Far from the Madding Crowd By Thomas Hardy Chapter 48

"No, no, no," said Bathsheba, hurriedly.

"But I suppose there must be something done for poor — "

"Not at present, I think. It is not necessary."

"Why not, ma'am?"

"Because he's still alive."

"How do you know that?" said Liddy, amazed.

"I don't know it. But wouldn't it have been different, or shouldn't I have heard more, or wouldn't they have found him, Liddy? — or — I don't know how it is, but death would have been different from how this is. I am perfectly convinced that he is still alive!"

Bathsheba remained firm in this opinion till Monday, when two circumstances conjoined to shake it. The first was a short paragraph in the local newspaper, which, beyond making by a methodizing pen formidable presumptive evidence of Troy's death by drowning, contained the important testimony of a young Mr. Barker, M.D., of Budmouth, who spoke to being an eyewitness of the accident, in a letter to the editor. In this he stated that he was passing over the cliff on the remoter side of the cove just as the sun was setting. At that time he saw a bather carried along in the current outside the mouth of the cove, and guessed in an instant that there was but a poor chance for him unless he should be possessed of unusual muscular powers. He drifted behind a projection of the coast, and Mr. Barker followed along the shore in the same direction.

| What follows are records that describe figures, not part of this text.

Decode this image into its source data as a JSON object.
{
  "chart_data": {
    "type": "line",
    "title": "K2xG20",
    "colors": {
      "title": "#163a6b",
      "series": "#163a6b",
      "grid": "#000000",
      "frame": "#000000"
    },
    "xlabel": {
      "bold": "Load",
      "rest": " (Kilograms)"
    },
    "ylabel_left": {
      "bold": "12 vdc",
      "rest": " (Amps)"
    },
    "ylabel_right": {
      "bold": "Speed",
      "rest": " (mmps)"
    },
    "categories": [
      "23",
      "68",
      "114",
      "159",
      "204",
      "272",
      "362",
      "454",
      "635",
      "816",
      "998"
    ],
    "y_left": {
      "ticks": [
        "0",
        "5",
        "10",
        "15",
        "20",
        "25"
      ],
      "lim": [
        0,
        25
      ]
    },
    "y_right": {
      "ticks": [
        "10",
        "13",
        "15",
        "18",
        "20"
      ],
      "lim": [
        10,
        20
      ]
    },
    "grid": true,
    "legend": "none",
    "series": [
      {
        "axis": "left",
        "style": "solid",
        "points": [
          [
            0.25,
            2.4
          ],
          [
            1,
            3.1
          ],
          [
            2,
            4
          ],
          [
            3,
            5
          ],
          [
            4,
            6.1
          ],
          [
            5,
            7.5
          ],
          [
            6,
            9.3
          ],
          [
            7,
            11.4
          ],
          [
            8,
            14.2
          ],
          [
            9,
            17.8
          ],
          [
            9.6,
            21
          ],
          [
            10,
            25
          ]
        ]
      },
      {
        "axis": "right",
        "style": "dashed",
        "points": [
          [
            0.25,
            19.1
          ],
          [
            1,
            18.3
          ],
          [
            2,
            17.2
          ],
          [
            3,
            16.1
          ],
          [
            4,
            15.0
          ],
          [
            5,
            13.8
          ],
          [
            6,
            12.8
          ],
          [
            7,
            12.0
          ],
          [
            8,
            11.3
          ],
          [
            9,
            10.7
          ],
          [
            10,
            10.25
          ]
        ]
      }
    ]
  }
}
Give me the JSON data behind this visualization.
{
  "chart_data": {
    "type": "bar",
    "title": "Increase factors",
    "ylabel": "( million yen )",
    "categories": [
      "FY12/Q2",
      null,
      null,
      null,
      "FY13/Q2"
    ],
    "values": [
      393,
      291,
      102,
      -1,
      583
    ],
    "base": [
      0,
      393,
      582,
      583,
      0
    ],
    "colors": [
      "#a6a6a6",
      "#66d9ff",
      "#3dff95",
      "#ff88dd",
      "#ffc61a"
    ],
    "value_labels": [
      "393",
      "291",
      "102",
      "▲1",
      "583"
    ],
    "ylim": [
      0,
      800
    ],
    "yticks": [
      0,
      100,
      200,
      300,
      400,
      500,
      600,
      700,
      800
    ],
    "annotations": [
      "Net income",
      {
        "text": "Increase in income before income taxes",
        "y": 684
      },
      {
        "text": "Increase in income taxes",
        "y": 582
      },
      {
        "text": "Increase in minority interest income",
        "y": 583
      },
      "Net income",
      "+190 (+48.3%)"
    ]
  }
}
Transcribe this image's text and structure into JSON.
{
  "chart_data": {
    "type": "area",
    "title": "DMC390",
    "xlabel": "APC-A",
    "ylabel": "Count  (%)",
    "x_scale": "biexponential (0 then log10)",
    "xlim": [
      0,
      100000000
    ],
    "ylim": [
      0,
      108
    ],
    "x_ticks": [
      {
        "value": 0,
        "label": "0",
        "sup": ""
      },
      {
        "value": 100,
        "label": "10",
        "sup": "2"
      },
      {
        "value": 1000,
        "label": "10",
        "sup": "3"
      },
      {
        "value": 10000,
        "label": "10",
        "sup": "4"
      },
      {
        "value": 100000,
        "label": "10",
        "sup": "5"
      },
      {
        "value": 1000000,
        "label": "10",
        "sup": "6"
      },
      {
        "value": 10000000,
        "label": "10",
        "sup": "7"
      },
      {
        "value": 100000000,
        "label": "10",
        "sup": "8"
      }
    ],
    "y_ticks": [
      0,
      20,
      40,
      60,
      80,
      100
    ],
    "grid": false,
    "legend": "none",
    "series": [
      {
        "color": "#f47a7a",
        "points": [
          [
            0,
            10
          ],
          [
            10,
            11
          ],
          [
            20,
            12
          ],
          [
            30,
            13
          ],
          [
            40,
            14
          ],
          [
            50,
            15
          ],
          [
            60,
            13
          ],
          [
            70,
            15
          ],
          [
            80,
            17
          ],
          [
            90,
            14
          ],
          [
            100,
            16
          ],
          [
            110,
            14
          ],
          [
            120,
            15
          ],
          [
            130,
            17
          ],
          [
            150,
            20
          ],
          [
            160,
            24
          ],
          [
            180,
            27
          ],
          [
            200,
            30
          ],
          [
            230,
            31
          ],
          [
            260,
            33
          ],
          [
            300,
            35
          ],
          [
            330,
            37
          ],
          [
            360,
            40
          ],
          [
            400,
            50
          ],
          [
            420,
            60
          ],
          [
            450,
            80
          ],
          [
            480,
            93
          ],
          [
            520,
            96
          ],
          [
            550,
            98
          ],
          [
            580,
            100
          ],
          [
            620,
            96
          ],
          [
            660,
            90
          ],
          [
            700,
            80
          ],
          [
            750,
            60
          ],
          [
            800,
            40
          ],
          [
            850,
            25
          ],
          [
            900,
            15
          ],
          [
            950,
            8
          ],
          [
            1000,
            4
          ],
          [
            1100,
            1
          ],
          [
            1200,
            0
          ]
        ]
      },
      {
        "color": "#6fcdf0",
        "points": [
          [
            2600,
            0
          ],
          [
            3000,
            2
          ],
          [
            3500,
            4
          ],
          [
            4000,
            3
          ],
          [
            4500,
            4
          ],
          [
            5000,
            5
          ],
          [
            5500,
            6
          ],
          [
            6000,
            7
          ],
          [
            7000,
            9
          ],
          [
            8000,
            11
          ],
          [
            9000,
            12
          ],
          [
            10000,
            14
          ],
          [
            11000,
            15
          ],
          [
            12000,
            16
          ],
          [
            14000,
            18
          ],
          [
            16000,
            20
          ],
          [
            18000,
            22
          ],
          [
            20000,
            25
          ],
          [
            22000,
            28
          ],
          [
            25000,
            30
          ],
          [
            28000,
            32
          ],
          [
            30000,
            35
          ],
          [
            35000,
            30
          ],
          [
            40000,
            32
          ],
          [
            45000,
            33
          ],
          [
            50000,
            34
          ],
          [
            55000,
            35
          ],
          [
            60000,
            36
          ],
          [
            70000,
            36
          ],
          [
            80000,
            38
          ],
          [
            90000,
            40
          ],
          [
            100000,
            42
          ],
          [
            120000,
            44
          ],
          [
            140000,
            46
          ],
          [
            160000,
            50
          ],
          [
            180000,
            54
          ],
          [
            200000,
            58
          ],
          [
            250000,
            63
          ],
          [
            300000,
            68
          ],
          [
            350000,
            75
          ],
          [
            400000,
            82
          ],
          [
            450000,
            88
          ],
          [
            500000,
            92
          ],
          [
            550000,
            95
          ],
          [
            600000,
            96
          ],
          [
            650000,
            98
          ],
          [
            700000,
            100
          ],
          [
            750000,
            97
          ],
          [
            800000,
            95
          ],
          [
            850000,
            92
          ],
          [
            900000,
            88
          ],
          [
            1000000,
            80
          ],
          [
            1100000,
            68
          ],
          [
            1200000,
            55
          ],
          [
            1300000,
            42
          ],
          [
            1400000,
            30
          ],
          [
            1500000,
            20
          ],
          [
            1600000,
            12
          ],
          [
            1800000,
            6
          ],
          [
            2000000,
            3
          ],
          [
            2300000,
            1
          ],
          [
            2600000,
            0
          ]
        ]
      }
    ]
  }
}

But by the time that he could reach an elevation sufficiently great to command a view of the sea beyond, dusk had set in, and nothing further was to be seen.

The other circumstance was the arrival of his clothes, when it became necessary for her to examine and identify them — though this had virtually been done long before by those who inspected the letters in his pockets. It was so evident to her in the midst of her agitation that Troy had undressed in the full conviction of dressing again almost immediately, that the notion that anything but death could have prevented him was a perverse one to entertain.

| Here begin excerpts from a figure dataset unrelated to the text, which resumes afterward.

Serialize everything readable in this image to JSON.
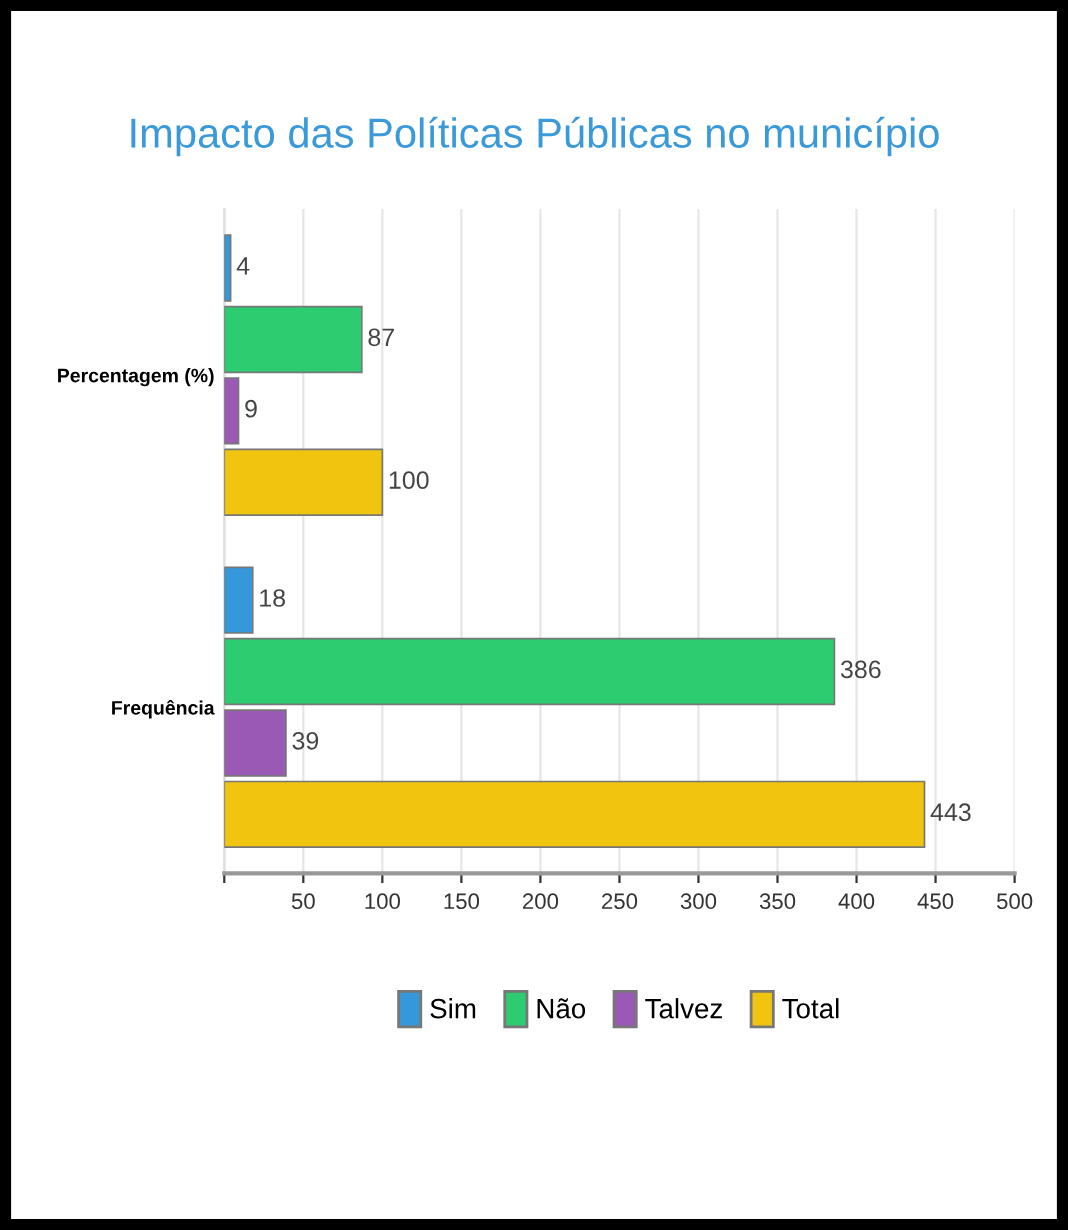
{
  "chart_data": {
    "type": "bar",
    "orientation": "horizontal",
    "title": "Impacto das Políticas Públicas no município",
    "categories": [
      "Percentagem (%)",
      "Frequência"
    ],
    "series": [
      {
        "name": "Sim",
        "color": "#3498db",
        "values": [
          4,
          18
        ]
      },
      {
        "name": "Não",
        "color": "#2ecc71",
        "values": [
          87,
          386
        ]
      },
      {
        "name": "Talvez",
        "color": "#9b59b6",
        "values": [
          9,
          39
        ]
      },
      {
        "name": "Total",
        "color": "#f1c40f",
        "values": [
          100,
          443
        ]
      }
    ],
    "xlim": [
      0,
      500
    ],
    "xticks": [
      {
        "value": 0,
        "label": null
      },
      50,
      100,
      150,
      200,
      250,
      300,
      350,
      400,
      450,
      500
    ],
    "grid": "x",
    "legend": "bottom",
    "data_labels": true
  }
}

Then Bathsheba said to herself that others were assured in their opinion; strange that she should not be. A strange reflection occurred to her, causing her face to flush. Suppose that Troy had followed Fanny into another world. Had he done this intentionally, yet contrived to make his death appear like an accident? Nevertheless, this thought of how the apparent might differ from the real — made vivid by her bygone jealousy of Fanny, and the remorse he had shown that night — did not blind her to the perception of a likelier difference, less tragic, but to herself far more disastrous.

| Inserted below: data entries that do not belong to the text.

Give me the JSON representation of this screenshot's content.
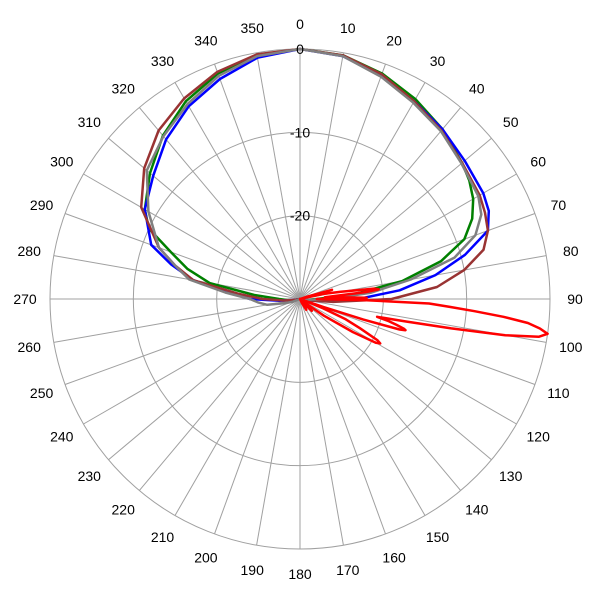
{
  "chart_data": {
    "type": "polar-line",
    "angle_unit": "degrees",
    "angle_zero": "top",
    "angle_direction": "clockwise",
    "angle_ticks": [
      0,
      10,
      20,
      30,
      40,
      50,
      60,
      70,
      80,
      90,
      100,
      110,
      120,
      130,
      140,
      150,
      160,
      170,
      180,
      190,
      200,
      210,
      220,
      230,
      240,
      250,
      260,
      270,
      280,
      290,
      300,
      310,
      320,
      330,
      340,
      350
    ],
    "radial_range": [
      -30,
      0
    ],
    "radial_ticks": [
      0,
      -10,
      -20
    ],
    "radial_tick_labels": [
      "0",
      "-10",
      "-20"
    ],
    "circle_levels": [
      0,
      -10,
      -20,
      -30
    ],
    "grid": true,
    "series": [
      {
        "color": "#008000",
        "points": [
          [
            0,
            0
          ],
          [
            10,
            -0.3
          ],
          [
            20,
            -1.2
          ],
          [
            30,
            -2.3
          ],
          [
            40,
            -3.4
          ],
          [
            50,
            -4.6
          ],
          [
            55,
            -5.2
          ],
          [
            60,
            -6.0
          ],
          [
            65,
            -7.2
          ],
          [
            70,
            -9.0
          ],
          [
            75,
            -12.5
          ],
          [
            80,
            -17.5
          ],
          [
            85,
            -23.5
          ],
          [
            90,
            -28.0
          ],
          [
            95,
            -29.0
          ],
          [
            100,
            -29.5
          ],
          [
            180,
            -30
          ],
          [
            260,
            -29.5
          ],
          [
            265,
            -28.5
          ],
          [
            270,
            -27.5
          ],
          [
            275,
            -24.5
          ],
          [
            280,
            -19.0
          ],
          [
            285,
            -16.0
          ],
          [
            290,
            -13.5
          ],
          [
            295,
            -10.0
          ],
          [
            300,
            -8.5
          ],
          [
            310,
            -6.5
          ],
          [
            320,
            -4.4
          ],
          [
            330,
            -2.6
          ],
          [
            340,
            -1.2
          ],
          [
            350,
            -0.3
          ],
          [
            360,
            0
          ]
        ]
      },
      {
        "color": "#0000ff",
        "points": [
          [
            0,
            0
          ],
          [
            10,
            -0.4
          ],
          [
            20,
            -1.5
          ],
          [
            30,
            -2.6
          ],
          [
            40,
            -3.4
          ],
          [
            50,
            -4.2
          ],
          [
            60,
            -4.6
          ],
          [
            65,
            -5.0
          ],
          [
            70,
            -6.0
          ],
          [
            75,
            -9.5
          ],
          [
            80,
            -13.5
          ],
          [
            85,
            -18.0
          ],
          [
            90,
            -23.0
          ],
          [
            95,
            -27.0
          ],
          [
            100,
            -29.0
          ],
          [
            180,
            -30
          ],
          [
            260,
            -29.5
          ],
          [
            265,
            -27.5
          ],
          [
            270,
            -24.0
          ],
          [
            275,
            -21.5
          ],
          [
            280,
            -17.0
          ],
          [
            285,
            -14.0
          ],
          [
            290,
            -11.0
          ],
          [
            300,
            -8.5
          ],
          [
            310,
            -7.0
          ],
          [
            320,
            -5.0
          ],
          [
            330,
            -3.3
          ],
          [
            340,
            -1.9
          ],
          [
            350,
            -0.6
          ],
          [
            360,
            0
          ]
        ]
      },
      {
        "color": "#993333",
        "points": [
          [
            0,
            0
          ],
          [
            10,
            -0.3
          ],
          [
            20,
            -1.3
          ],
          [
            30,
            -2.6
          ],
          [
            40,
            -3.6
          ],
          [
            50,
            -4.6
          ],
          [
            60,
            -5.1
          ],
          [
            65,
            -5.5
          ],
          [
            70,
            -6.0
          ],
          [
            75,
            -7.2
          ],
          [
            80,
            -10.0
          ],
          [
            85,
            -13.5
          ],
          [
            90,
            -19.0
          ],
          [
            95,
            -26.0
          ],
          [
            100,
            -29.0
          ],
          [
            180,
            -30
          ],
          [
            260,
            -29.5
          ],
          [
            265,
            -28.0
          ],
          [
            270,
            -25.5
          ],
          [
            275,
            -22.5
          ],
          [
            280,
            -17.0
          ],
          [
            285,
            -14.5
          ],
          [
            290,
            -12.0
          ],
          [
            300,
            -8.0
          ],
          [
            310,
            -5.6
          ],
          [
            320,
            -3.6
          ],
          [
            330,
            -2.2
          ],
          [
            340,
            -1.0
          ],
          [
            350,
            -0.2
          ],
          [
            360,
            0
          ]
        ]
      },
      {
        "color": "#808080",
        "points": [
          [
            0,
            0
          ],
          [
            10,
            -0.4
          ],
          [
            20,
            -1.6
          ],
          [
            30,
            -2.8
          ],
          [
            40,
            -3.7
          ],
          [
            50,
            -4.7
          ],
          [
            60,
            -5.3
          ],
          [
            65,
            -6.0
          ],
          [
            70,
            -7.6
          ],
          [
            75,
            -10.8
          ],
          [
            80,
            -16.5
          ],
          [
            85,
            -21.5
          ],
          [
            90,
            -26.5
          ],
          [
            95,
            -29.0
          ],
          [
            100,
            -29.5
          ],
          [
            180,
            -30
          ],
          [
            250,
            -29.0
          ],
          [
            255,
            -28.0
          ],
          [
            260,
            -26.0
          ],
          [
            265,
            -25.0
          ],
          [
            270,
            -24.0
          ],
          [
            275,
            -21.0
          ],
          [
            280,
            -16.5
          ],
          [
            285,
            -14.5
          ],
          [
            290,
            -12.0
          ],
          [
            300,
            -9.0
          ],
          [
            310,
            -6.0
          ],
          [
            320,
            -4.5
          ],
          [
            330,
            -3.0
          ],
          [
            340,
            -1.5
          ],
          [
            350,
            -0.4
          ],
          [
            360,
            0
          ]
        ]
      },
      {
        "color": "#ff0000",
        "points": [
          [
            0,
            -30
          ],
          [
            70,
            -30
          ],
          [
            72,
            -29.0
          ],
          [
            74,
            -26.0
          ],
          [
            76,
            -29.5
          ],
          [
            78,
            -27.0
          ],
          [
            80,
            -25.0
          ],
          [
            82,
            -21.0
          ],
          [
            83,
            -20.5
          ],
          [
            84,
            -22.0
          ],
          [
            86,
            -27.0
          ],
          [
            88,
            -24.5
          ],
          [
            89,
            -22.0
          ],
          [
            90,
            -28.0
          ],
          [
            91,
            -22.0
          ],
          [
            92,
            -14.5
          ],
          [
            93,
            -12.0
          ],
          [
            94,
            -9.0
          ],
          [
            95,
            -5.5
          ],
          [
            96,
            -2.5
          ],
          [
            97,
            -1.0
          ],
          [
            98,
            0
          ],
          [
            99,
            -1.0
          ],
          [
            100,
            -5.0
          ],
          [
            101,
            -11.5
          ],
          [
            102,
            -17.0
          ],
          [
            103,
            -20.5
          ],
          [
            104,
            -19.0
          ],
          [
            105,
            -18.0
          ],
          [
            106,
            -17.0
          ],
          [
            106.5,
            -16.8
          ],
          [
            107,
            -17.5
          ],
          [
            108,
            -22.0
          ],
          [
            109,
            -27.0
          ],
          [
            110,
            -29.5
          ],
          [
            112,
            -27.0
          ],
          [
            114,
            -24.0
          ],
          [
            116,
            -22.0
          ],
          [
            118,
            -19.5
          ],
          [
            119,
            -19.0
          ],
          [
            120,
            -19.5
          ],
          [
            122,
            -22.5
          ],
          [
            125,
            -26.5
          ],
          [
            128,
            -29.5
          ],
          [
            130,
            -30
          ],
          [
            135,
            -28.0
          ],
          [
            140,
            -29.5
          ],
          [
            150,
            -28.5
          ],
          [
            155,
            -29.5
          ],
          [
            160,
            -30
          ],
          [
            300,
            -30
          ],
          [
            360,
            -30
          ]
        ]
      }
    ]
  }
}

When alone late that evening beside a small fire, and much calmed down, Bathsheba took Troy's watch into her hand, which had been restored to her with the rest of the articles belonging to him. She opened the case as he had opened it before her a week ago. There was the little coil of pale hair which had been as the fuze to this great explosion.

"He was hers and she was his; they should be gone together," she said. "I am nothing to either of them, and why should I keep her hair?" She took it in her hand, and held it over the fire. "No — I'll not burn it — I'll keep it in memory of her, poor thing!" she added, snatching back her hand.